Pichler, Paul January 2018 (has links)
The lateral line organ in fish and amphibians transforms fluid motion in the animal's surroundings into a representation of its hydrodynamic environment. This sense is involved in complex behaviors, ranging from rheotaxis to schooling. The primary sensory neurons are hair cells, each of which can tonically transmit a graded ‘analog' signal to afferent neurons, via highly specialized ‘ribbon' synapses. Many questions about this first step in sensory coding remain to be answered. For example: What is the relationship between the biologically relevant stimulus and hair cell output? How do the synaptic properties of different hair cells contribute to the signal that is sent to the brain? And how are these signals modulated by top-down (efferent) projections? The first chapter of this thesis describes a newly established preparation including an overview of transgenic fish lines, some of which were newly generated, to study the processing of mechanical information in larval zebrafish at various stages, from the periphery to the hindbrain. The second chapter contains a detailed characterization of the relationship between cupula deflection and hair-cell glutamate release. We show that the population of hair cells in the lateral line is highly heterogeneous in terms of their sensitivity, dynamic range and adaptive properties and that this heterogeneity has functional implications for downstream processing.
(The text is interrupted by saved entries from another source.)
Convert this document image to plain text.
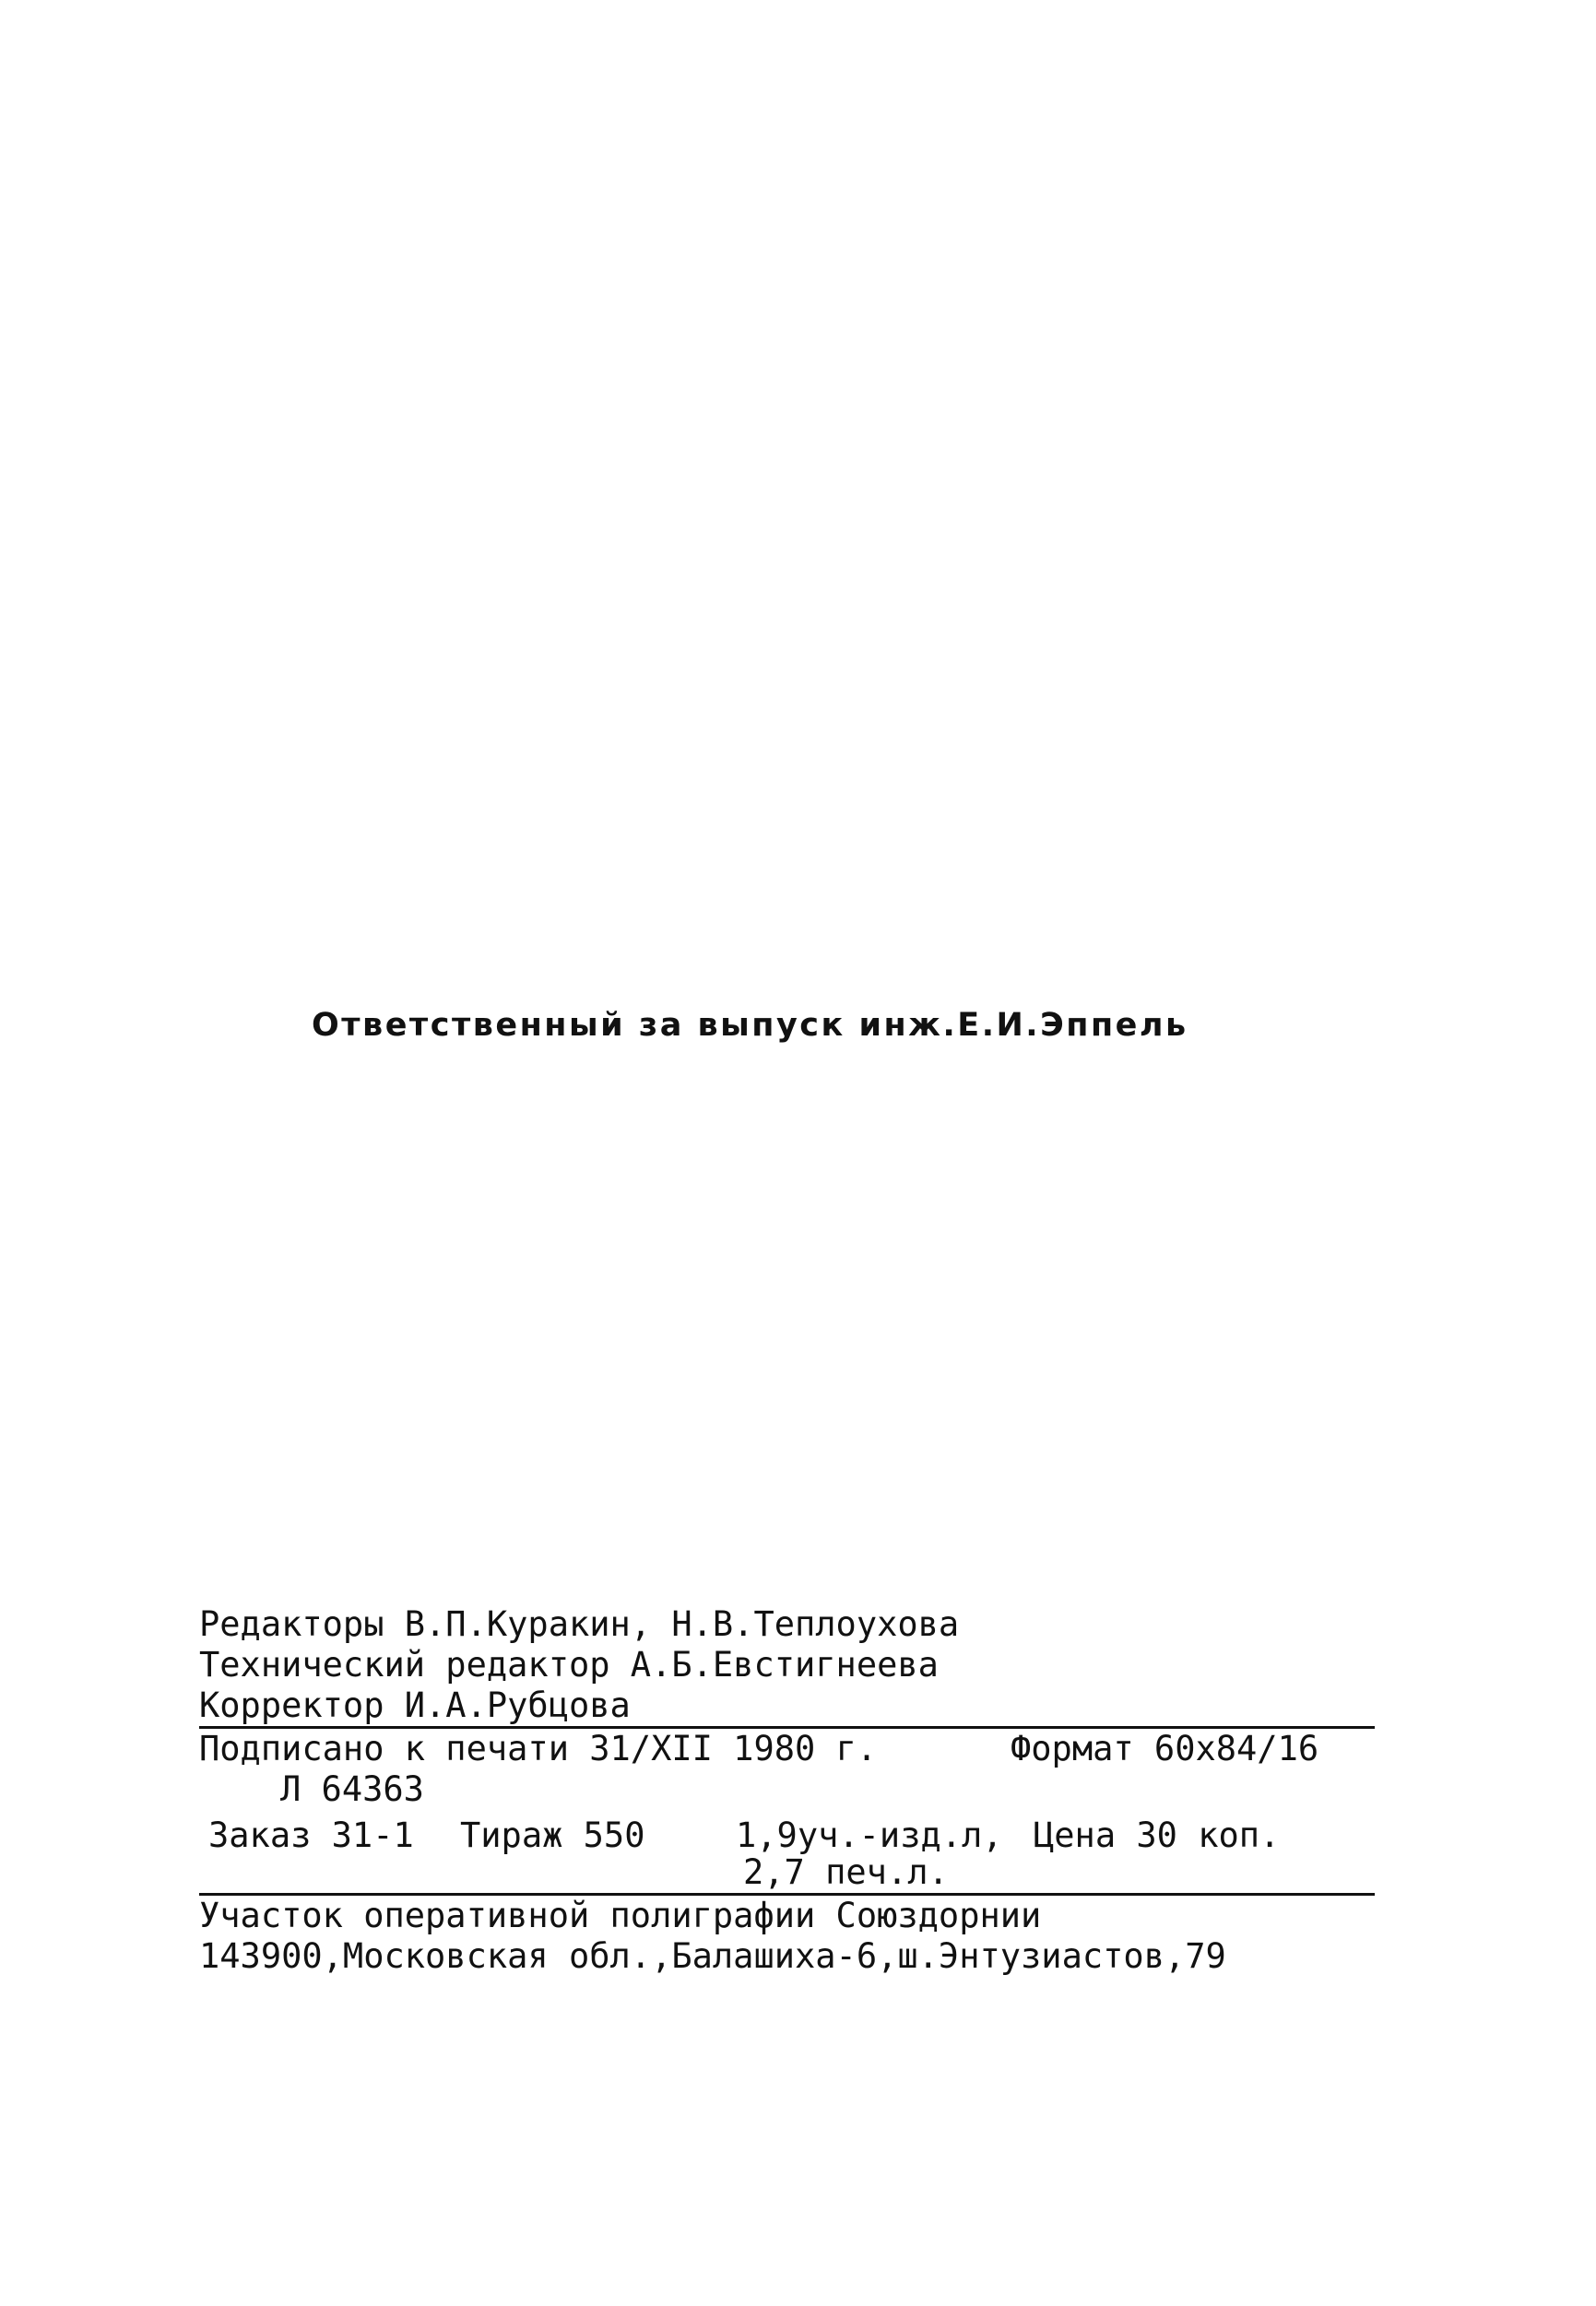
Ответственный за выпуск инж.Е.И.Эппель
Редакторы В.П.Куракин, Н.В.Теплоухова
Технический редактор А.Б.Евстигнеева
Корректор И.А.Рубцова
Подписано к печати 31/XII 1980 г.	Формат 60х84/16
Л 64363
Заказ 31-1 Тираж 550	1,9уч.-изд.л, Цена 30 коп.
2,7 печ.л.
Участок оперативной полиграфии Союздорнии
143900,Московская обл.,Балашиха-6,ш.Энтузиастов,79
These results are unique because of how well the biophysical, anatomical and physiological context of the actual sensory transduction is maintained. The third chapter describes the effects of (fictive) locomotion on the processing of mechanical information. We show that an efferent signal, which is highly correlated with motor neuron activity, is present in the neuromast and leads to a strong suppression of mechanically induced activity of afferent neurons. This efference copy appears to selectively reduce the gain to hair cells sensitive to posterior cupula deflections.